Investors have returned to the real estate market as evidenced by the large amount of distressed properties being sold and the fact that 30 percent of all sales are cash deals, up from 25 percent a year ago. Investors accounted for 19 percent of all May sales.

NAR, in its first quarter report, showed that 34 of their 153 surveyed markets showed an increase in median price from a year ago.

For all of 2009, the median price was $173,200, down 11.9 percent from 2008. 2010 saw median prices increase slightly by 0.2% to $172,900. This has made home affordability the best since at least 1973 and maybe ever.

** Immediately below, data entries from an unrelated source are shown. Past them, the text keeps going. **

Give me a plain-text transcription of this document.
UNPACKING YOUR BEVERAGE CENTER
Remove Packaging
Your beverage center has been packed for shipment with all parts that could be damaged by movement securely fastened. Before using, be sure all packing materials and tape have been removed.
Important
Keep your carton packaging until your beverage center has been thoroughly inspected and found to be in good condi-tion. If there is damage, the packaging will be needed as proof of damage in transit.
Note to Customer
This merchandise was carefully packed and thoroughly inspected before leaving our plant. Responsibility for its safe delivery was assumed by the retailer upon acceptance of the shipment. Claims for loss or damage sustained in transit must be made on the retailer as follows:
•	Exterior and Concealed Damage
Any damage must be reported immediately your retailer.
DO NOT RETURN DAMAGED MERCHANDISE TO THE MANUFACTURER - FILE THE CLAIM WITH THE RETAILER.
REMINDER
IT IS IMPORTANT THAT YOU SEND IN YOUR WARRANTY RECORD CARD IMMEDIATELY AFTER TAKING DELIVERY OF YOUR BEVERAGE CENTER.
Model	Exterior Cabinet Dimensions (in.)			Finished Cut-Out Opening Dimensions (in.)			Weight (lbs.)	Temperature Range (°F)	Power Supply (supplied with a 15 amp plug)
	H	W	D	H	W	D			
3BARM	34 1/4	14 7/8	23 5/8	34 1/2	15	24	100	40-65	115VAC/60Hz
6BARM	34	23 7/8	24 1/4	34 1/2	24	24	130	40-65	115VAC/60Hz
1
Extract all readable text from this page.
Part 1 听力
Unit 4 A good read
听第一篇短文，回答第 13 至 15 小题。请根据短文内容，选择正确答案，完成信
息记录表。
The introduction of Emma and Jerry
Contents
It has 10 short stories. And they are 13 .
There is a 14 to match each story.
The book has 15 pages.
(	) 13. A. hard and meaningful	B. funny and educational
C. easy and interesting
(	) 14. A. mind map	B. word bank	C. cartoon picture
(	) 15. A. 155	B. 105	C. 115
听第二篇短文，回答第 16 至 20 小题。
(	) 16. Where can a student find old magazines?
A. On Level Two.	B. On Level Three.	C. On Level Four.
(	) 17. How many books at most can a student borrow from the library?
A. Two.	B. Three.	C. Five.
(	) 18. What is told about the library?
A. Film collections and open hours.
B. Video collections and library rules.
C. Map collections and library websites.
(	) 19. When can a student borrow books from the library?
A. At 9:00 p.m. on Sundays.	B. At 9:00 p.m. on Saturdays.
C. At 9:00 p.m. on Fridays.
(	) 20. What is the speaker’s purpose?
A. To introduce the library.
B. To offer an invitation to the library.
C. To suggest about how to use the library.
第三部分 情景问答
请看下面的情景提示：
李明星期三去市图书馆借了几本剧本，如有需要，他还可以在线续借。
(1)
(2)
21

When will the real estate market turn?

I don’t have a crystal ball, but we have some positives. The first is that the market downturn has brought home affordability levels to the best in many, many years – at least to levels not seen since 1973 and maybe ever. The unsustainable increases we had in 1995-2005 have leveled off. Sellers have become much more reasonable in setting prices and as consumers begin to gain more confidence that prices have leveled off they will return to the market.

Real estate is positioned well for the future.

  • Baby boomers are in their prime real estate buying years and are 78 million strong.
  • The Pew Research Center reports minority homeownership levels still have room for improvement. The gaps between white and minority households remain significant with homeownership rates for Asians (59.1 percent), African-Americans (47.5 percent) and Latinos (48.9 percent) well below the 74.9 percent among whites.
  • Immigrants are moving to the U.S. by the tune of 1.1-1.5 million a year depending on the source. These are legal immigrants who add value to our country and society. They need housing.
  • Echo boomers will likely have similar economic impact in coming years that their baby boomers parents have had through their lives. Echo boomers are born between 1977 and 1994 and are 73 million strong and according to the Joint Center for Housing Studies at Harvard University, 4 million turn 21 each year.
  • Household formation is also an important statistic. The Joint Center for Housing Studies at Harvard University projects at least 1.25 million households will be created annually from 2010-2020 and will be led by the echo boomers.
  • Between 2010 and 2020, the Census Bureau projects U.S. household growth to be in the range of 1.25 to 1.5 million per year, which will create an additional demand for housing. This should equate to a demand for 12.5 -15 million total new households during this decade.
  • People move for lifestyle. There have been 4 million marriages and a record more than 8 million babies born in the last two years indicating there is demand for housing. Many of these growing families have not bought a home and are either renting or living with family as they save for a down payment. We know there is pent up demand.

Why is now a smart time to buy?

I.I.I.P. Inventory, interest rates, incentives and price. In most markets around the nation, home inventory has increased giving buyers a greater choice. At the same time, mortgage rates remain at near historic lows and home prices have seemingly stabilized. 2010 saw median prices increase slightly by 0.2% to $172,900. This has made home affordability the best since at least 1973 and maybe ever. Prices dropped about 2% in 2007, 9.3% in 2008 and 12.4% in 2009 according to the National Association of Realtors. These were the first price declines in history.

We must remember that Americans move for lifestyle. They moved yesterday, are moving today and will move in the future. What has confused the real estate consumer is the ancillary activity surrounding the real estate market like the subprime mortgage issues impact on Wall Street, and stock prices of home builders. For the most part, these stories do not impact the everyday consumer although it will take some time to the subprime lending fallout to calm.

Remember most people will not sell their home for a loss unless there is catastrophic illness, injuries, loss of a loved one, sustained job loss or other major economic challenge. Yet because those who purchased in the last seven years may not have made money on their home, they are understandably hesitant to sell for a loss and move up even though lifestyle changes might dictate the time is right.